Хотелось нам побегать по земле, поиграть в снежки, но были почти раздетые и босые: в раздрызганных сандалях и туфельках. И одежда на нас – летняя. Ведь из дома-то уезжали в «пионерский лагерь». Зато, ради праздника, дали по печенине. Но прежде попросили, чтоб мы сходили на палубу, вытрясли рубахи и платья от вшей. Мы, девчонки-дуры, выскакивали на мороз. Мальчишки же отказались, сказали: «Все равно дадут!»

Наша главная воспитательница, красивая Римма Петровна, ходила в город, куда-то звонить.

К вечеру к нам подошел, громко трубя белый двухколесный пароход «Александр Пархоменко», словно спасая «челюскинцев». Девки-матросы навели сходни на наш дебаркадер и нам позволили перебраться в их теплый и светлый дом на водных колесах, где накормили ужином, напоили чаем и уложили спать в каютах на трехъярусных койках. Внизу «маленькие» – первоклашки, девчонки на среднем ярусе расположились, мальчишки полезли на верхотуру.
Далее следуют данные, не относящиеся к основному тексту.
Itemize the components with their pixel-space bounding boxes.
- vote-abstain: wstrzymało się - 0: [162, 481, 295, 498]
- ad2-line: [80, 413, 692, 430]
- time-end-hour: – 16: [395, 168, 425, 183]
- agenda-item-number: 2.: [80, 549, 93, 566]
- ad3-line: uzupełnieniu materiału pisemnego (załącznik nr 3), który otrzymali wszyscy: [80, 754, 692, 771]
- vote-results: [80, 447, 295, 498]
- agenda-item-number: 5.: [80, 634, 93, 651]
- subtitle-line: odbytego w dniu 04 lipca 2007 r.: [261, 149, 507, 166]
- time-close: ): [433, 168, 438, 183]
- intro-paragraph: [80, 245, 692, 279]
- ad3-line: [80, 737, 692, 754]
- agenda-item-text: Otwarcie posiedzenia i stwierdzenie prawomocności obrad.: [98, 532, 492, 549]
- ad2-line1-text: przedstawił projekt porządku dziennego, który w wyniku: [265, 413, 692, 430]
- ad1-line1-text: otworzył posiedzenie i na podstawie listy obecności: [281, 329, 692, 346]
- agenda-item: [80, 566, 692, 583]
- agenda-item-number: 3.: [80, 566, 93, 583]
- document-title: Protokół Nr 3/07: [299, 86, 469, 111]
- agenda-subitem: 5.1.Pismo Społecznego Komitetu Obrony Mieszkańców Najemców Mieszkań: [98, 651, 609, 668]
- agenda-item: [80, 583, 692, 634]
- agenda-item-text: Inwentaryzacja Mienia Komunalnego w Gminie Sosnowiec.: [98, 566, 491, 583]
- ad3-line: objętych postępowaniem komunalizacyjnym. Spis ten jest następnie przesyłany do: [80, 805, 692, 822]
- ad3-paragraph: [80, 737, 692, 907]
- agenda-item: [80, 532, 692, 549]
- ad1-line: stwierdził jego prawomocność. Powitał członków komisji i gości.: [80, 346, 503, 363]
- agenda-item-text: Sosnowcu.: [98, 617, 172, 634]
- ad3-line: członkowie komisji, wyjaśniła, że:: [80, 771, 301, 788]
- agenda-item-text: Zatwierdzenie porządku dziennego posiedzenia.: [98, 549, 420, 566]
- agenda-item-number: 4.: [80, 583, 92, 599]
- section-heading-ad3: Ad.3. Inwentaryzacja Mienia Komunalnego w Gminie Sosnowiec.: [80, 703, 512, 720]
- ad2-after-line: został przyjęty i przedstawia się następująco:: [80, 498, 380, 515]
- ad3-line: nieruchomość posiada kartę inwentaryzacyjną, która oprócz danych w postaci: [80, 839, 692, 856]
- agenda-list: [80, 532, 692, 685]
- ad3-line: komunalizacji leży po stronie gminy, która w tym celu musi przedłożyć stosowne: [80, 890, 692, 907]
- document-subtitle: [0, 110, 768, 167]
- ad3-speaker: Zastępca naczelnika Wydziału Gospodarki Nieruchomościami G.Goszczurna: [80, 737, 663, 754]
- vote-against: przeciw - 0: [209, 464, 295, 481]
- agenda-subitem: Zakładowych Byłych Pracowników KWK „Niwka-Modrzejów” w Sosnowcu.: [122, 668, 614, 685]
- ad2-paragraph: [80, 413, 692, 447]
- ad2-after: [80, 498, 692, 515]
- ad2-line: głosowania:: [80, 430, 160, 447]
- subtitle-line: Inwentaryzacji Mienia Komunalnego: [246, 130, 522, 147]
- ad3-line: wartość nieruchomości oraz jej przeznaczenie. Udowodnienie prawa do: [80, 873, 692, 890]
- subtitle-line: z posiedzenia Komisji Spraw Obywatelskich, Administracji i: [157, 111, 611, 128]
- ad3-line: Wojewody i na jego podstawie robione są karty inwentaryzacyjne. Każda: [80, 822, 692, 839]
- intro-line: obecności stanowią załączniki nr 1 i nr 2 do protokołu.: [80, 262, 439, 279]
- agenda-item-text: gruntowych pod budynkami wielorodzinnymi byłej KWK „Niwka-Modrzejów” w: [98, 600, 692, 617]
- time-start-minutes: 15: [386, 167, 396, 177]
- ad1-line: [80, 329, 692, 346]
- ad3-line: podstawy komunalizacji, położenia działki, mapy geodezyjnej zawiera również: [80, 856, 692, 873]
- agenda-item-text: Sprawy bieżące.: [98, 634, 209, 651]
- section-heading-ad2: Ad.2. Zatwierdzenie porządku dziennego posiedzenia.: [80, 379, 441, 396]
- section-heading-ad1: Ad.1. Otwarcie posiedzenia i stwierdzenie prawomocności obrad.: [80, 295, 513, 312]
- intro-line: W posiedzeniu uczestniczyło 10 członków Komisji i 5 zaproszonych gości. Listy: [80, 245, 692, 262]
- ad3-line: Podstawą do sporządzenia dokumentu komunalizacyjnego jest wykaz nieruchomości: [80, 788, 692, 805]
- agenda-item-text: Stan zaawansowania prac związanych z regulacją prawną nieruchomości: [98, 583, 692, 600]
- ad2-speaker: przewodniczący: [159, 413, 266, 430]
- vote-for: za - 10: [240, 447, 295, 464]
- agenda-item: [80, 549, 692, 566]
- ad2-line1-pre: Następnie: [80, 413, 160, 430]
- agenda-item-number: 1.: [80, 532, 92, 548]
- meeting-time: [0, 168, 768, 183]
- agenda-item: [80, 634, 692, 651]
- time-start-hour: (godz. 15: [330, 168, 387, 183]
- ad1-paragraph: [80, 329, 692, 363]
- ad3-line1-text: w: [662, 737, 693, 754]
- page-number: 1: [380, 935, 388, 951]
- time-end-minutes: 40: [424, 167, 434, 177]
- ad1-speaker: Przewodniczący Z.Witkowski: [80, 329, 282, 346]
Но до коек мы добрались не сразу. Прежде нас по очереди пропустили через санпропускник, пока мы мылись в душе, одежды и все пожитки наши прожаривались в газовых «душегубках».

(Оказалось, что этот белый пароход, только тем и занимался, что развозил по рекам бедных людей – Великой Беженской страны…)

Утром же проснулись от «оглушительной», до боли в ушах, тишины. Белый пароход, потихоньку пыхтя, смиренно стоял рядом с обрывистым берегом на расстоянии поставленных сходен. В обед объявили, что за нами скоро приедут, а пароход – вмерз в лед. И верно, вскоре мы увидели через пароходные круглые окошечки много санных упряжек на берегу под высоченными соснами. Около розвальней прохаживались усатые старики в шубах и смешных шапках – ушами назад. На спины мохноногих лошадей были накинуты тулупы.

На пароходе поднялась суматоха – начались сборы, хотя собирать нам было решительно нечего. Хоть разрешили укрыться пароходными байковыми одеялами. Но только до саней! И группами по пятеро нас стали выводить на мороз. Наш возница с густым инеем на вислых усах, взбивая сено в широких розвальнях, увидев нас, испуганно зацокал языком:

– …бистро ложись на сено – мороз кусай нос!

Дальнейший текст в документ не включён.